IBM Research is working with the Michael J Fox Foundation for Parkinson’s Research (MJFF) on a new AI model that groups typical symptom patterns of Parkinson’s disease.
The research is detailed in the paper “Discovery of Parkinson’s disease states using machine learning and longitudinal data,” published by the IBM Research team, alongside scientists with MJFF in Lancet Digital Health.
IBM’s Kristen Severson, Soumya Ghosh and Jianying Hu unpack the details.
Our aim is to use AI to help with patient management and clinical trial design. These goals are important because, despite Parkinson’s prevalence, patients experience a unique variety of motor and non-motor symptoms.
Hopefully, by using machine learning to learn from large amounts of patient data, clinicians and researchers could have a new tool to better predict the notoriously varying progression of symptoms in individual Parkinson’s patients. They can then better manage and treat the disease, as well as use the best candidates for more targeted and effective clinical trials.
The results are the next step following our previously published research. That work focused on developing methods for some of the unique challenges of healthcare applications, including enabling personalized predictions2 and accounting for medications’ effects on symptom measurements. This time, we tested our AI methods with data from the Parkinson’s Progression Markers Initiative (PPMI). The Michael J Fox Foundation sponsors this international study and makes its de-identified dataset – one of the largest Parkinson’s datasets in the world – accessible to researchers.

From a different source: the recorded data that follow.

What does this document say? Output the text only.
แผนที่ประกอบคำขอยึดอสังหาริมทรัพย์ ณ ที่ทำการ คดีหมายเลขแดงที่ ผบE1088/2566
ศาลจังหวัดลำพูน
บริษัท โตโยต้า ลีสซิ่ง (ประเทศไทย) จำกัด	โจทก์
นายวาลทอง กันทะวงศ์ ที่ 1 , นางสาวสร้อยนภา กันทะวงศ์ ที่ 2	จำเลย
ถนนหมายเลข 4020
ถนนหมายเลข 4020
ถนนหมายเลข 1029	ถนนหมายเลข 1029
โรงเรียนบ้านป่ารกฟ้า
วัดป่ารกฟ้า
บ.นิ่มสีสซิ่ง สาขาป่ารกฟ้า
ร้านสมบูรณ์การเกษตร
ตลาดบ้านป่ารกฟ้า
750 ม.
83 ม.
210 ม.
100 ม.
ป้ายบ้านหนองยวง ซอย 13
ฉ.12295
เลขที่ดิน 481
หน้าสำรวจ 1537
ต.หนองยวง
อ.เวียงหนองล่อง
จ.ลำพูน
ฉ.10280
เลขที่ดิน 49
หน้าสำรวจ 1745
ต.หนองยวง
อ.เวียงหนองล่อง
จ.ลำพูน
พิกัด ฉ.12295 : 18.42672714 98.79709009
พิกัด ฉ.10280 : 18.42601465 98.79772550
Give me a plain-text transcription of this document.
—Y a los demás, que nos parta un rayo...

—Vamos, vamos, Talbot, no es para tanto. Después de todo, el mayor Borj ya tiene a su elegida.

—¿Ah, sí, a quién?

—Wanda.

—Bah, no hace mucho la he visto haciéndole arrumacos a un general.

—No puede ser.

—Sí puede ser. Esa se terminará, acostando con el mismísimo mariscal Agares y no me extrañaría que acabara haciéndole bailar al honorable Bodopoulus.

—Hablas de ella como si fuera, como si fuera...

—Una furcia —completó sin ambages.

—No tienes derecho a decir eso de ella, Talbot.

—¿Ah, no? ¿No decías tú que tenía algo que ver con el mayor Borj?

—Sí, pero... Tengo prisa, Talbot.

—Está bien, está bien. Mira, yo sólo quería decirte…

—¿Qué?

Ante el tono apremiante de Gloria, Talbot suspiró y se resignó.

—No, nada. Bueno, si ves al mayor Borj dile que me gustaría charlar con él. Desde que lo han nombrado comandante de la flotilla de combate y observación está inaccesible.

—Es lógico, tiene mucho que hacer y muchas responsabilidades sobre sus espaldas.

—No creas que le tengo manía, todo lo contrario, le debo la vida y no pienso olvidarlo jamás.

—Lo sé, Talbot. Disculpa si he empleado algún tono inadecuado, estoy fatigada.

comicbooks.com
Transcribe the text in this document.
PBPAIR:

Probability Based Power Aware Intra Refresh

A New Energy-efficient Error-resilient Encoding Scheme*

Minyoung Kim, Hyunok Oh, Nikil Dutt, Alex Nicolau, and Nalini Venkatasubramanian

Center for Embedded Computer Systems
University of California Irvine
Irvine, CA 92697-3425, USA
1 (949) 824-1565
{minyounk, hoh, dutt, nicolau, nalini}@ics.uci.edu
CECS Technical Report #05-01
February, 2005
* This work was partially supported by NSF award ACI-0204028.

Having access to a large dataset is crucial for success in machine learning models, which is why the troves of data in the PPMI were key to our model’s viability. The dataset served as the input to the machine learning approach, enabling the discovery of complex symptom and progression patterns.
While many previous studies have focused on characterising Parkinson’s disease using only baseline information, our method relies on up to seven years of patient data. Also, our model makes limited a priori assumptions about the progression pathways, compared to previous studies.
These modeling decisions have allowed us to gain more insights into disease states and progression pathways. The results suggest that a patient’s state can vary in several factors, including the ability to perform activities of daily living; issues around slowness of movement, tremor and postural instability; and non-motor symptoms such as depression, anxiety, cognitive impairment and sleep disorders.
We have found that the results support the hypothesis of diverse progression pathways, as indicated by the many disease trajectories we’ve observed. However, the AI model is still able to make accurate predictions. Having learned the model using one dataset, it was able to successfully predict an advanced state of Parkinson’s disease associated with outcomes such as dementia and the inability to walk unassisted.
Because of the diversity of experiences in Parkinson’s disease, we hope that by enabling such predictions, the model can help in patient management and provide more specific inclusion criteria and outcome definitions during clinical trial design.
There is still a lot of work to do, though. For example, we hope to refine the model to provide even more granular characterization of disease states by incorporating emerging biomarker assessments including genomic and neuroimaging measurements.